If this happens, it would be something of a break from recent political history. Back in 2007, even Gordon Brown was eager to regionalise the minimum wage, so that it was lower in some areas than in others. That idea – as I’ve reported before – was subsequently championed by some within the Coalition, along with more radical options such as suspending the minimum wage for young people. Their concern was jobs; specifically whether the minimum wage dissuades companies from hiring. And it’s still a concern that some have now. As Stratton’s post notes, of the new developments, “this is meeting some resistance inside government amid fears it may alienate business leaders”.

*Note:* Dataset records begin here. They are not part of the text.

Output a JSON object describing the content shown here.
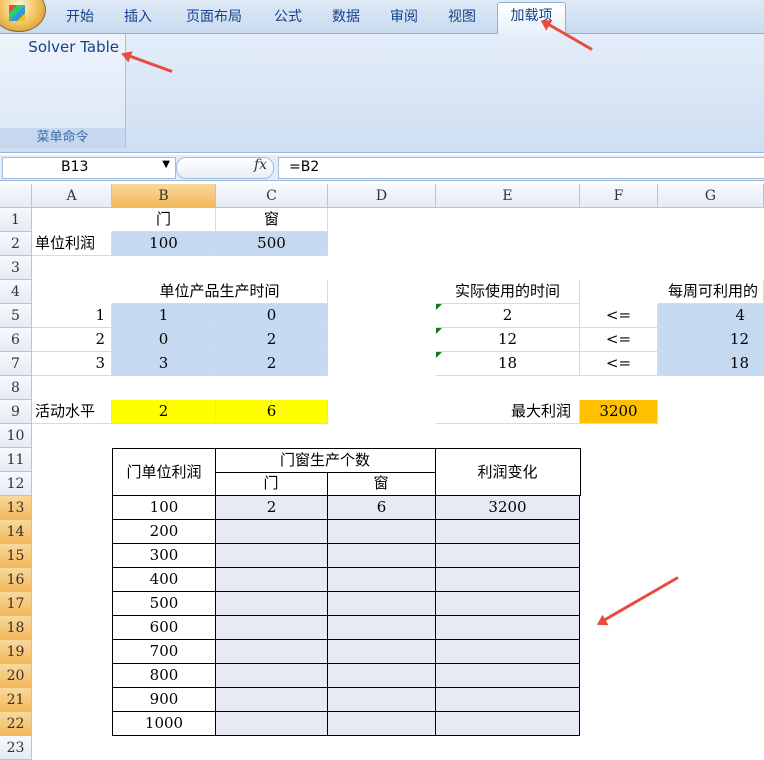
{
  "ribbon": {
    "tabs": [
      "开始",
      "插入",
      "页面布局",
      "公式",
      "数据",
      "审阅",
      "视图",
      "加载项"
    ],
    "active_tab": "加载项",
    "group_command": "Solver Table",
    "group_label": "菜单命令"
  },
  "formula_bar": {
    "name_box": "B13",
    "fx_label": "fx",
    "formula": "=B2"
  },
  "columns": [
    "A",
    "B",
    "C",
    "D",
    "E",
    "F",
    "G"
  ],
  "rows": [
    "1",
    "2",
    "3",
    "4",
    "5",
    "6",
    "7",
    "8",
    "9",
    "10",
    "11",
    "12",
    "13",
    "14",
    "15",
    "16",
    "17",
    "18",
    "19",
    "20",
    "21",
    "22",
    "23"
  ],
  "sheet": {
    "r1": {
      "b": "门",
      "c": "窗"
    },
    "r2": {
      "a": "单位利润",
      "b": "100",
      "c": "500"
    },
    "r4": {
      "bc": "单位产品生产时间",
      "e": "实际使用的时间",
      "g": "每周可利用的"
    },
    "r5": {
      "a": "1",
      "b": "1",
      "c": "0",
      "e": "2",
      "f": "<=",
      "g": "4"
    },
    "r6": {
      "a": "2",
      "b": "0",
      "c": "2",
      "e": "12",
      "f": "<=",
      "g": "12"
    },
    "r7": {
      "a": "3",
      "b": "3",
      "c": "2",
      "e": "18",
      "f": "<=",
      "g": "18"
    },
    "r9": {
      "a": "活动水平",
      "b": "2",
      "c": "6",
      "e": "最大利润",
      "f": "3200"
    }
  },
  "table": {
    "head_left": "门单位利润",
    "head_mid": "门窗生产个数",
    "head_c": "门",
    "head_d": "窗",
    "head_right": "利润变化",
    "first_row": {
      "c": "2",
      "d": "6",
      "e": "3200"
    },
    "b_values": [
      "100",
      "200",
      "300",
      "400",
      "500",
      "600",
      "700",
      "800",
      "900",
      "1000"
    ]
  },
  "colors": {
    "input_blue": "#c5d9f1",
    "highlight_yellow": "#ffff00",
    "result_orange": "#ffc000",
    "annotation_red": "#e84c3d"
  }
}
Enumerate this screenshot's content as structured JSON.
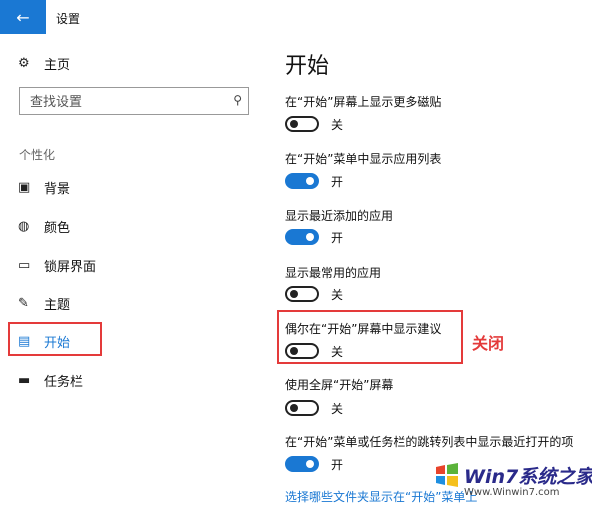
{
  "window": {
    "title": "设置"
  },
  "sidebar": {
    "home": "主页",
    "search_placeholder": "查找设置",
    "section": "个性化",
    "items": [
      {
        "label": "背景",
        "icon": "image-icon"
      },
      {
        "label": "颜色",
        "icon": "palette-icon"
      },
      {
        "label": "锁屏界面",
        "icon": "lock-screen-icon"
      },
      {
        "label": "主题",
        "icon": "brush-icon"
      },
      {
        "label": "开始",
        "icon": "start-icon",
        "selected": true
      },
      {
        "label": "任务栏",
        "icon": "taskbar-icon"
      }
    ]
  },
  "main": {
    "title": "开始",
    "settings": [
      {
        "label": "在“开始”屏幕上显示更多磁贴",
        "on": false,
        "state": "关"
      },
      {
        "label": "在“开始”菜单中显示应用列表",
        "on": true,
        "state": "开"
      },
      {
        "label": "显示最近添加的应用",
        "on": true,
        "state": "开"
      },
      {
        "label": "显示最常用的应用",
        "on": false,
        "state": "关"
      },
      {
        "label": "偶尔在“开始”屏幕中显示建议",
        "on": false,
        "state": "关"
      },
      {
        "label": "使用全屏“开始”屏幕",
        "on": false,
        "state": "关"
      },
      {
        "label": "在“开始”菜单或任务栏的跳转列表中显示最近打开的项",
        "on": true,
        "state": "开"
      }
    ],
    "link": "选择哪些文件夹显示在“开始”菜单上"
  },
  "annotation": {
    "text": "关闭",
    "color": "#e43a3a"
  },
  "watermark": {
    "brand": "Win7系统之家",
    "url": "Www.Winwin7.com"
  },
  "colors": {
    "accent": "#1a78d3",
    "annotation": "#e43a3a"
  }
}
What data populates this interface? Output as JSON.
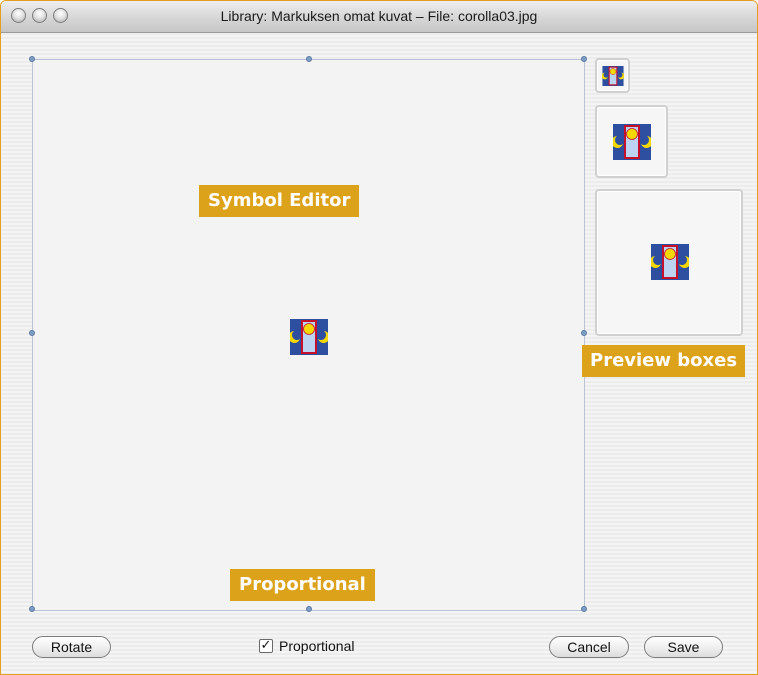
{
  "window": {
    "title": "Library: Markuksen omat kuvat – File: corolla03.jpg",
    "buttons": [
      "close-button",
      "minimize-button",
      "zoom-button"
    ]
  },
  "annotations": {
    "symbol_editor": "Symbol Editor",
    "preview_boxes": "Preview boxes",
    "proportional": "Proportional"
  },
  "symbol": {
    "name": "corolla03-icon",
    "colors": {
      "background": "#2e4fa0",
      "frame": "#c4102a",
      "window": "#bcd4f2",
      "sun": "#f5d800",
      "moons": "#f5d800"
    }
  },
  "previews": [
    {
      "name": "preview-small"
    },
    {
      "name": "preview-medium"
    },
    {
      "name": "preview-large"
    }
  ],
  "footer": {
    "rotate_label": "Rotate",
    "proportional_label": "Proportional",
    "proportional_checked": true,
    "cancel_label": "Cancel",
    "save_label": "Save"
  }
}
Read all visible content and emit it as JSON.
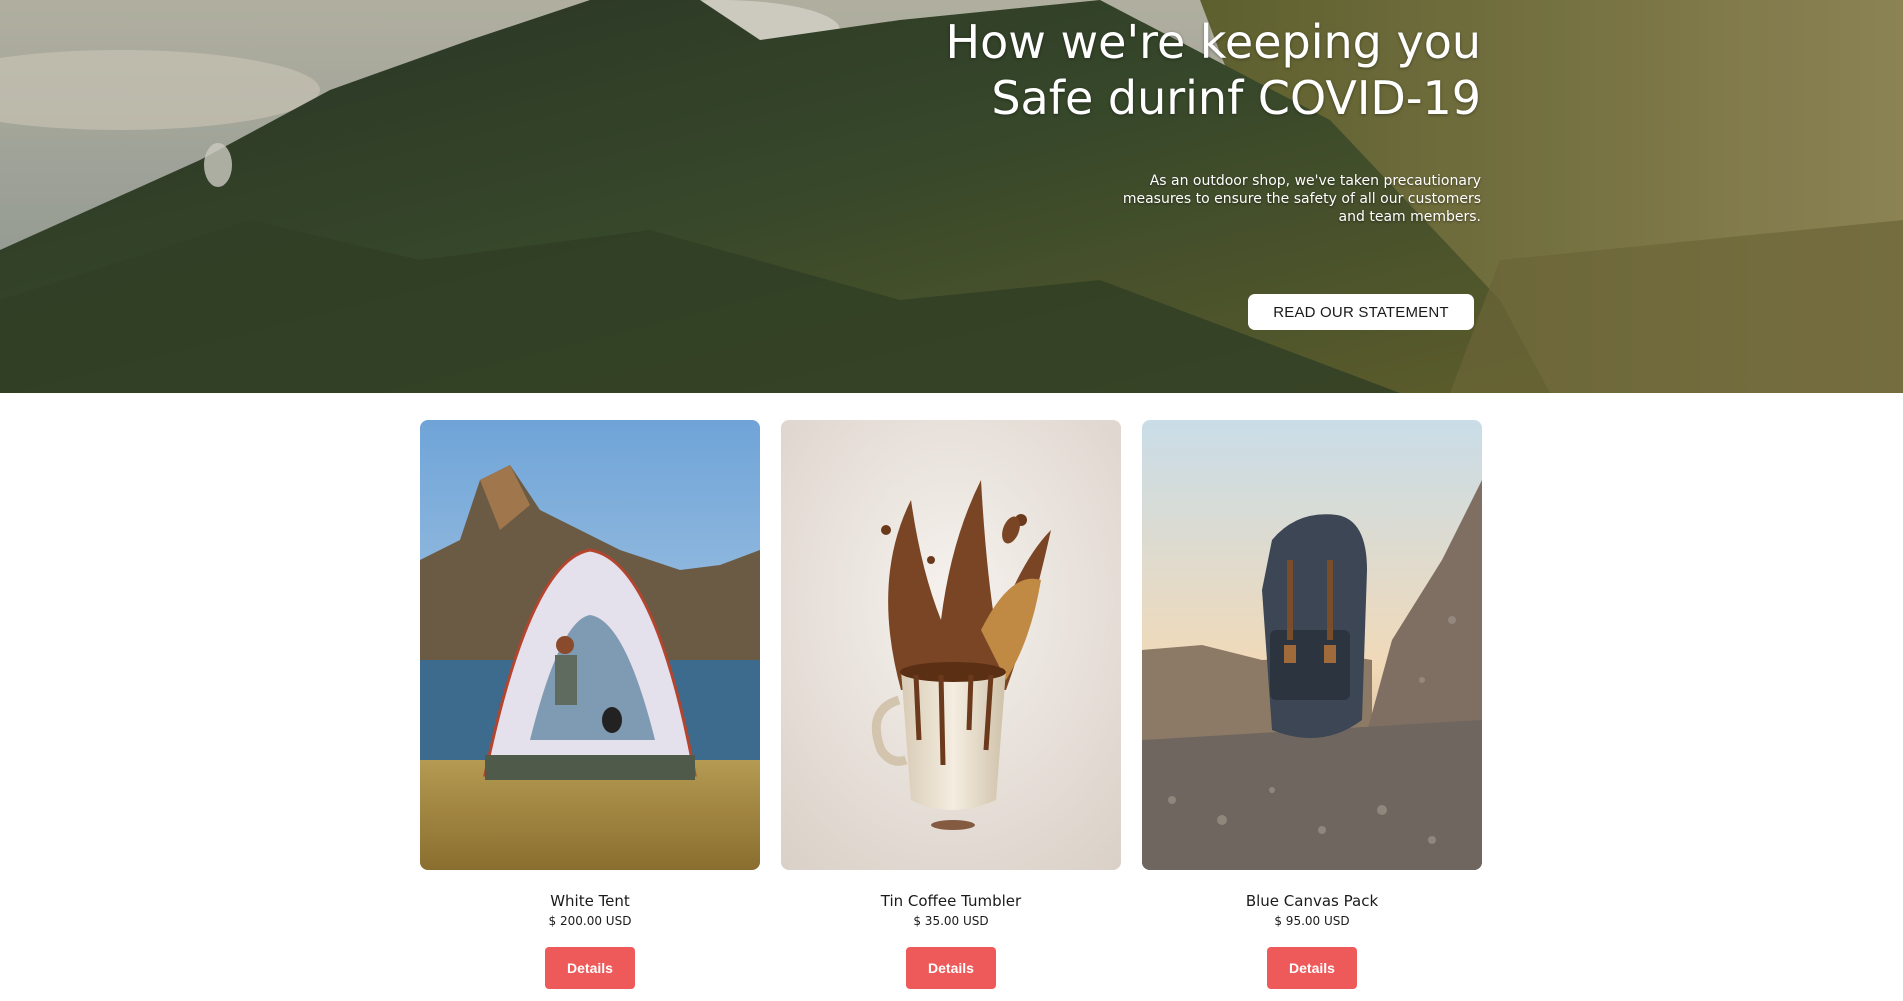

But although it’s a break, it’s hardly a surprising one. The next election, we’re ceaselessly told, is going to be about the cost of living – and the Tory leadership need a response to the other parties’ collective push on both the minimum and the living wage. Besides, there’s an increasing number of Tories calling for the minimum wage to be strengthened, from David Skelton to Matt Hancock. The general atmosphere has changed, even if there are still pockets of nitrous opposition.

One of Stratton’s sources tells her that a minimum wage policy isn’t likely to come soon, but is rather “a contender for the Tories’ next manifesto” – which make sense. Not only will that maximise its electoral potential, but it’s probable that the economy will be in a better state then, which will nullify some of those concerns about employment. If anything, the fact it’s coming up now probably reflects one thing above anything else: Downing Street’s growing optimism about the recovery. Simply put, they’re moving out of a time when even the minimum seemed too much.